O problema, que gera bastante aflição em pais e responsáveis, tem sido tratado com muita atenção pelo Legislativo de Criciúma. A Lei nº 7.666, aprovada ainda em 2019, já está sendo colocada em prática, obrigando hospitais e maternidades a fornecer aos pais e responsáveis de recém-nascidos, orientações e um treinamento de primeiros socorros voltados para situações de obstrução de vias aéreas.

A mãe da pequena Isadora, Caroline Bittencourt, conta que o acidente poderia ter sido evitado caso o curso tivesse sido ofertado para ela à época. “Gostei muito dessa lei porque eu acho muito importante a gente ter um preparo para essas situações, ainda mais com criança. Quando a minha menina tinha três anos ela teve uma congestão e a hora que ela foi vomitar ela se engasgou, sem a gente saber como proceder. Quem socorreu a gente, graças a Deus, foi a minha vizinha, mas se a gente tivesse o cursinho já ia saber o que fazer”, relata a mãe.

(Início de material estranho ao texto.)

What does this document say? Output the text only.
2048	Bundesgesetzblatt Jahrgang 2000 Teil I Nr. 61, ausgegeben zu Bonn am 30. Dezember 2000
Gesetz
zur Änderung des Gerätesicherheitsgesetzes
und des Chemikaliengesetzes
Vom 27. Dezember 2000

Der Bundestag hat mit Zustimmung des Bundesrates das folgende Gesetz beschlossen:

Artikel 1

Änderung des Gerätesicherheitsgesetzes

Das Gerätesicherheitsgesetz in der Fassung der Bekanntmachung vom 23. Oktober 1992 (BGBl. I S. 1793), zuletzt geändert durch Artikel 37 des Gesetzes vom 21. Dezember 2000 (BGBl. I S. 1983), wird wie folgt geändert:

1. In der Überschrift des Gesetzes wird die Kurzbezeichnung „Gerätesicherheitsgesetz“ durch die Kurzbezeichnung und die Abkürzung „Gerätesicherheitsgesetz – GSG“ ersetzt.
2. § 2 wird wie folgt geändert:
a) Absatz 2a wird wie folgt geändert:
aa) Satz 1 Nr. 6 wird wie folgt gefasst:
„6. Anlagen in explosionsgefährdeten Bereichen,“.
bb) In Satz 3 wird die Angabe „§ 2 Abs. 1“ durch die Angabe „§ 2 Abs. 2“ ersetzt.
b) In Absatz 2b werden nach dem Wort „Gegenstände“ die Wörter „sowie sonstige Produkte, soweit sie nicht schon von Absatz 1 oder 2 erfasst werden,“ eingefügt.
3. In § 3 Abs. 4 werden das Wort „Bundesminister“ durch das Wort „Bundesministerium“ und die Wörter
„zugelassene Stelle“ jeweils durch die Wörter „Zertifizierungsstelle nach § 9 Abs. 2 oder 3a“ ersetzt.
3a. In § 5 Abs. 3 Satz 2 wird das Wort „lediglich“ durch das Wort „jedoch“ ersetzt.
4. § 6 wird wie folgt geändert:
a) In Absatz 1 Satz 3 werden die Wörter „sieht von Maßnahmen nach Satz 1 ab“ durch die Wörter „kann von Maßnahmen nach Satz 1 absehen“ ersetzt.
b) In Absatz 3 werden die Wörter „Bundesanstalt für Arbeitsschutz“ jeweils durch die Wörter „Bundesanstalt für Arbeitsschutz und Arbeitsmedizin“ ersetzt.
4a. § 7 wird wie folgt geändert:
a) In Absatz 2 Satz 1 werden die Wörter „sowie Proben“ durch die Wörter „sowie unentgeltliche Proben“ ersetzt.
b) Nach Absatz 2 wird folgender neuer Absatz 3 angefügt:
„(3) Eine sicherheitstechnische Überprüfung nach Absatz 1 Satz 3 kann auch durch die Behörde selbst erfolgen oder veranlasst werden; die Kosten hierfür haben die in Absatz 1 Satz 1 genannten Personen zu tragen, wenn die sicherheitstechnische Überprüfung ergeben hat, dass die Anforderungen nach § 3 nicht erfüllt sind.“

O autor da lei, vereador Zairo Casagrande, lembra que o projeto denominado “Salva Bebês” foi sugerido pelo sistema de segurança do município, formado pela Polícia Militar, Corpo de Bombeiros e SAMU (Serviço de Atendimento Móvel de Urgência). “Nós juntamos médicos, pessoas da área, assessoria da Câmara de Vereadores de Criciúma, e construímos o projeto de lei que acabou por se transformar na Lei 7.666. Houve um pequeno atraso no início da aplicação da lei por conta da pandemia, mas agora, hospitais e maternidades, começam a fazer valer a lei, treinando as mamães a respeito do desengasgo do bebê”, explicou Casagrande.

Para o Capitão Arthur Júnior, do Corpo de Bombeiros Militar de Criciúma, o projeto vai ajudar a salvar a vida de muitos pequenos na cidade. “Toda informação e conhecimento da população em relação à realização de alguns procedimentos para melhoria, principalmente, nessa parte de engasgamentos, é muito importante, ainda mais se tratando de procedimentos que podem ser realizados em casa pelos próprios pais ou cuidadores”, afirmou o Capitão.

Os hospitais e maternidades deverão ainda, fixar uma cópia da lei que institui o programa na ala onde acontecem os partos para que todos os pais ou responsáveis pelos recém-nascidos tomem conhecimento do treinamento oferecido. Aceitar, receber as orientações, fica a critério dos pais. Os que aceitarem, receberão o treinamento de profissionais habilitados da unidade hospitalar.

Vale lembrar também que o Corpo de Bombeiros seguirá atuando no auxílio de pais e mães nesse tipo de emergência. “Continuamos com os telefones 193 aqui no quartel. Independente se você recebeu ou não a informação, você pode sim continuar contando com o Corpo de Bombeiros pra dar esse apoio, não somente nesse tipo de ocorrência, mas em todas as outras”, finalizou Júnior.